Taking a cue from the ongoing, month-long protests against the Citizenship Amendment Act or CAA at Delhi's Shaheen Bagh, a group of women in Uttar Pradesh's Prayagraj have started a sit-in at a park in the older part of the city.
The number of those protesting had swelled to over a thousand people by late night, and the women who started the protest on Sunday afternoon were also joined by men and student leaders from parties like the Samajwadi Party.
Those protesting say the initial plan is to carry on with the sit-in for at least 24 but added that this could be extended and that the protest will continue in one form or the other till the government relents and does a rethink on the contentious law.
"We are protesting here today because our constitution is being tampered with. Nobody is a Hindu, Muslim, Sikh or Christian.
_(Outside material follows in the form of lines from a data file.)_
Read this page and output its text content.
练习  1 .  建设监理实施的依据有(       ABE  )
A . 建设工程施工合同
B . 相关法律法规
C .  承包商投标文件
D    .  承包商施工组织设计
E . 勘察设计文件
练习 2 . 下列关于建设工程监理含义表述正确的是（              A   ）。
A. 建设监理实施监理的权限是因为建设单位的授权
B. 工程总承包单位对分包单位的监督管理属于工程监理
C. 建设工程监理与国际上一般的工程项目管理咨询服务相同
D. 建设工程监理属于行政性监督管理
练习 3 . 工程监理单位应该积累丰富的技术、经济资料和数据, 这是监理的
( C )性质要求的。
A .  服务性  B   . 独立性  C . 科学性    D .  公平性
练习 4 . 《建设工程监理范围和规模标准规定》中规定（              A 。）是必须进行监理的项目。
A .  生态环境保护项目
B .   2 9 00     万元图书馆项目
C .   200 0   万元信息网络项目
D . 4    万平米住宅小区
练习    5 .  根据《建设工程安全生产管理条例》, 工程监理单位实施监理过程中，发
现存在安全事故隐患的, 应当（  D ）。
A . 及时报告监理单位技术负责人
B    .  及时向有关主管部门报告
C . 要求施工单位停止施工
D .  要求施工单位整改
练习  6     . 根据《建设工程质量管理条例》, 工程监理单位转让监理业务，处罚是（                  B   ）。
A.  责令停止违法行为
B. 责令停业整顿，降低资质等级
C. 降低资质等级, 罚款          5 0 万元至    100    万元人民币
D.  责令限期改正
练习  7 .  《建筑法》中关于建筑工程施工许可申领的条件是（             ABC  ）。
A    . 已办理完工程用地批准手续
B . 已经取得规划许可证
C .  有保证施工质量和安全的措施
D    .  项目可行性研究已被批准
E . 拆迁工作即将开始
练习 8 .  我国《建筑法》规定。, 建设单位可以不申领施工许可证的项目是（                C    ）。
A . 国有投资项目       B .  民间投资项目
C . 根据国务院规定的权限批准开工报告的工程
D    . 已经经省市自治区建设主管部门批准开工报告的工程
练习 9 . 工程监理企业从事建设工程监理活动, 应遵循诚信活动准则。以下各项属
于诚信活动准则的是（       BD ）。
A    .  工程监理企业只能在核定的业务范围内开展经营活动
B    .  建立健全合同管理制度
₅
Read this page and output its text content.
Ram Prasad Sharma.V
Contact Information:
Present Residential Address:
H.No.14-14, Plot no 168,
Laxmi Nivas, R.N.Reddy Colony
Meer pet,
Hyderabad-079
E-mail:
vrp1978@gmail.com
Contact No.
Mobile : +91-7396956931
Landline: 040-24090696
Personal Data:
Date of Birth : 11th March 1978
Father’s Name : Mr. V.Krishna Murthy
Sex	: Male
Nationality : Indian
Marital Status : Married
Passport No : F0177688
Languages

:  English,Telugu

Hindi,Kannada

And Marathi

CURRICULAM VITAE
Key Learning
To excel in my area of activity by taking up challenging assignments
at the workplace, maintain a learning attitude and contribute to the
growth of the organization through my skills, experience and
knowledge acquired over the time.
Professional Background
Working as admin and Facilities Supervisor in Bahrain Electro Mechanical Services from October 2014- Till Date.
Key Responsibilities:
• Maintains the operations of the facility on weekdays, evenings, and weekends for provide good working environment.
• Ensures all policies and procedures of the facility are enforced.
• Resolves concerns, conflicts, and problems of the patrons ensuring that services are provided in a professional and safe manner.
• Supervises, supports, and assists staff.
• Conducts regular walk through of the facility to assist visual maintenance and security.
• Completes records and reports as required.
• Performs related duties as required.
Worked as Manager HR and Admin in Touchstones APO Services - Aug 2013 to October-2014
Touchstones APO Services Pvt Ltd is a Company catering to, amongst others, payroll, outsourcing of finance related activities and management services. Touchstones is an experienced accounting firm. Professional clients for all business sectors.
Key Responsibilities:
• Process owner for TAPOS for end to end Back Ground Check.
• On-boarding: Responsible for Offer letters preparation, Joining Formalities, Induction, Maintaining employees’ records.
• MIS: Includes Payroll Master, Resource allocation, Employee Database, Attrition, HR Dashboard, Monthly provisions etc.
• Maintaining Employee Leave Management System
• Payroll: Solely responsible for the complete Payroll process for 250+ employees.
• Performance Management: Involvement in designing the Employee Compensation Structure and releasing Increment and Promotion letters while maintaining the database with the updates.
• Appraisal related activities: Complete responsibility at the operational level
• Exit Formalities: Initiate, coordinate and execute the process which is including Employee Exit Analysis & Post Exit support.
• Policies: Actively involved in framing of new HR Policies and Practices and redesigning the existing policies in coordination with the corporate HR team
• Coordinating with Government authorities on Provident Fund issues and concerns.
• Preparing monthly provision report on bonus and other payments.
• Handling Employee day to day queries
We are all Hindustani," a woman at the protest said.
Prayagraj police chief Satyarth Anirudh Pankaj told the media that police forces had been sent to the area as a precautionary measure and that the police was trying to negotiate with the protesters to call off the protests. However, those leading the protests say they will not relent.
"These women will not move until the CAA is withdrawn. We are not moving anywhere. There are many other issues such as education and unemployment in this country," said Puja Yadav, a student leader of the Samajwadi Party.
Uttar Pradesh saw over 20 deaths after violent protests related to the citizen law broke out across many districts of the state last month . Most of these deaths are due to bullet injuries but the police have owned up to firing in only one instance.
An NDTV investigation tried to verify a police claim that 60 of their men had taken bullets from illegal firearms used by the protesters against cops last month. But one officer with a bullet injury was found in western Uttar Pradesh's Muzaffarnagar.
The Citizenship (Amendment) Act for the first time makes religion the test of citizenship in India. The government says it will help minorities from three Muslim-dominated countries to get citizenship if they fled to India because of religious persecution. Critics say it is designed to discriminate against Muslims and violates the secular principles of the constitution.